Turkish parliament OKs board to protect equality


Parliament approved a law last week which will establish a state body to protect equality. Parliament Human Rights Commission Deputy Chair Fatma Benli said the board will assess workplace discrimination complaints based on gender – including workplace mobbing, landlord discrimination against tenants – and the process will be much shorter than similar complaints handled by courts.

Benli described the Human Rights and Equality Board as a significant achievement for Turkey and promised that it would be free. Benli said citizens will be notified on how to apply and the purview of the new body, adding, "This will provide fast, free and effective solutions to all complaints pertaining to violations of equality. All applications will be assessed and decided within three months. The legal route is expensive and long.

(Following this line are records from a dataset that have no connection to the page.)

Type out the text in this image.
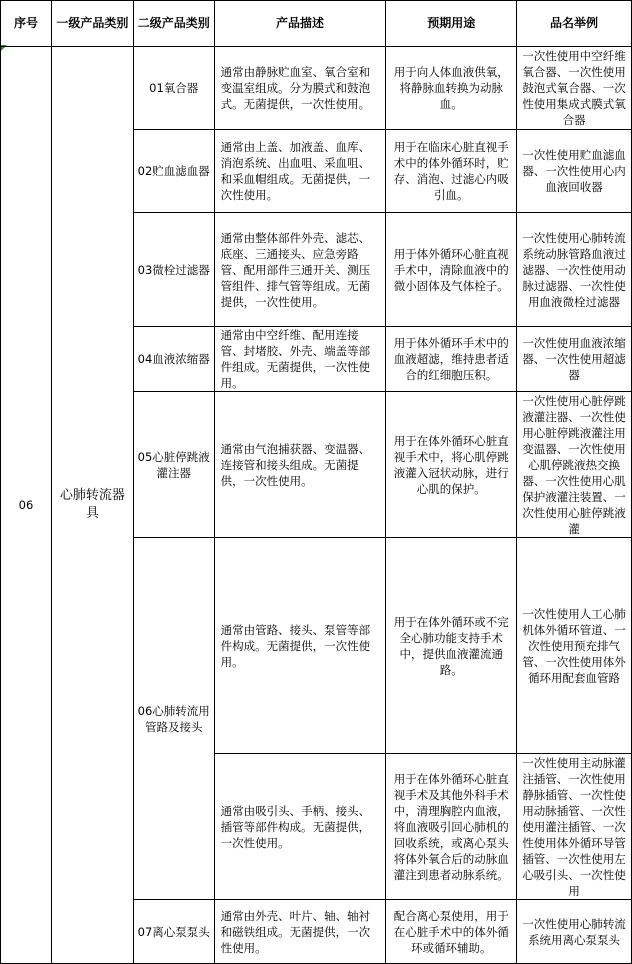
序号	一级产品类别	二级产品类别	产品描述	预期用途	品名举例
06	心肺转流器具	01氧合器	通常由静脉贮血室、氧合室和变温室组成。分为膜式和鼓泡式。无菌提供，一次性使用。	用于向人体血液供氧，将静脉血转换为动脉血。	一次性使用中空纤维氧合器、一次性使用鼓泡式氧合器、一次性使用集成式膜式氧合器
		02贮血滤血器	通常由上盖、加液盖、血库、消泡系统、出血咀、采血咀、和采血帽组成。无菌提供，一次性使用。	用于在临床心脏直视手术中的体外循环时，贮存、消泡、过滤心内吸引血。	一次性使用贮血滤血器、一次性使用心内血液回收器
		03微栓过滤器	通常由整体部件外壳、滤芯、底座、三通接头、应急旁路管、配用部件三通开关、测压管组件、排气管等组成。无菌提供，一次性使用。	用于体外循环心脏直视手术中，清除血液中的微小固体及气体栓子。	一次性使用心肺转流系统动脉管路血液过滤器、一次性使用动脉过滤器、一次性使用血液微栓过滤器
		04血液浓缩器	通常由中空纤维、配用连接管、封堵胶、外壳、端盖等部件组成。无菌提供，一次性使用。	用于体外循环手术中的血液超滤，维持患者适合的红细胞压积。	一次性使用血液浓缩器、一次性使用超滤器
		05心脏停跳液灌注器	通常由气泡捕获器、变温器、连接管和接头组成。无菌提供，一次性使用。	用于在体外循环心脏直视手术中，将心肌停跳液灌入冠状动脉，进行心肌的保护。	一次性使用心脏停跳液灌注器、一次性使用心脏停跳液灌注用变温器、一次性使用心肌停跳液热交换器、一次性使用心肌保护液灌注装置、一次性使用心脏停跳液灌
		06心肺转流用管路及接头	通常由管路、接头、泵管等部件构成。无菌提供，一次性使用。	用于在体外循环或不完全心肺功能支持手术中，提供血液灌流通路。	一次性使用人工心肺机体外循环管道、一次性使用预充排气管、一次性使用体外循环用配套血管路
			通常由吸引头、手柄、接头、插管等部件构成。无菌提供，一次性使用。	用于在体外循环心脏直视手术及其他外科手术中，清理胸腔内血液，将血液吸引回心肺机的回收系统，或离心泵头将体外氧合后的动脉血灌注到患者动脉系统。	一次性使用主动脉灌注插管、一次性使用静脉插管、一次性使用动脉插管、一次性使用灌注插管、一次性使用体外循环导管插管、一次性使用左心吸引头、一次性使用
		07离心泵泵头	通常由外壳、叶片、轴、轴衬和磁铁组成。无菌提供，一次性使用。	配合离心泵使用，用于在心脏手术中的体外循环或循环辅助。	一次性使用心肺转流系统用离心泵泵头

Moreover, court decisions on violations of equality covered only a narrow list of grievances."

Benli noted a recent increase in the number of complaints involving mobbing at work. "People who believe they face mobbing can quickly get results. Anyone can apply who believes that they are being discriminated against when they are applying for a job, ordering at a restaurant or trying to rent an apartment, due to their gender, ethnicity, age or disability."

She admitted that legal structures made it hard to prove discrimination. "According to our legal system, those who file a discrimination complaint are obligated to prove it. The legal basis of this new body allows, under certain conditions, not the complainant but the suspected offender to prove that they are innocent."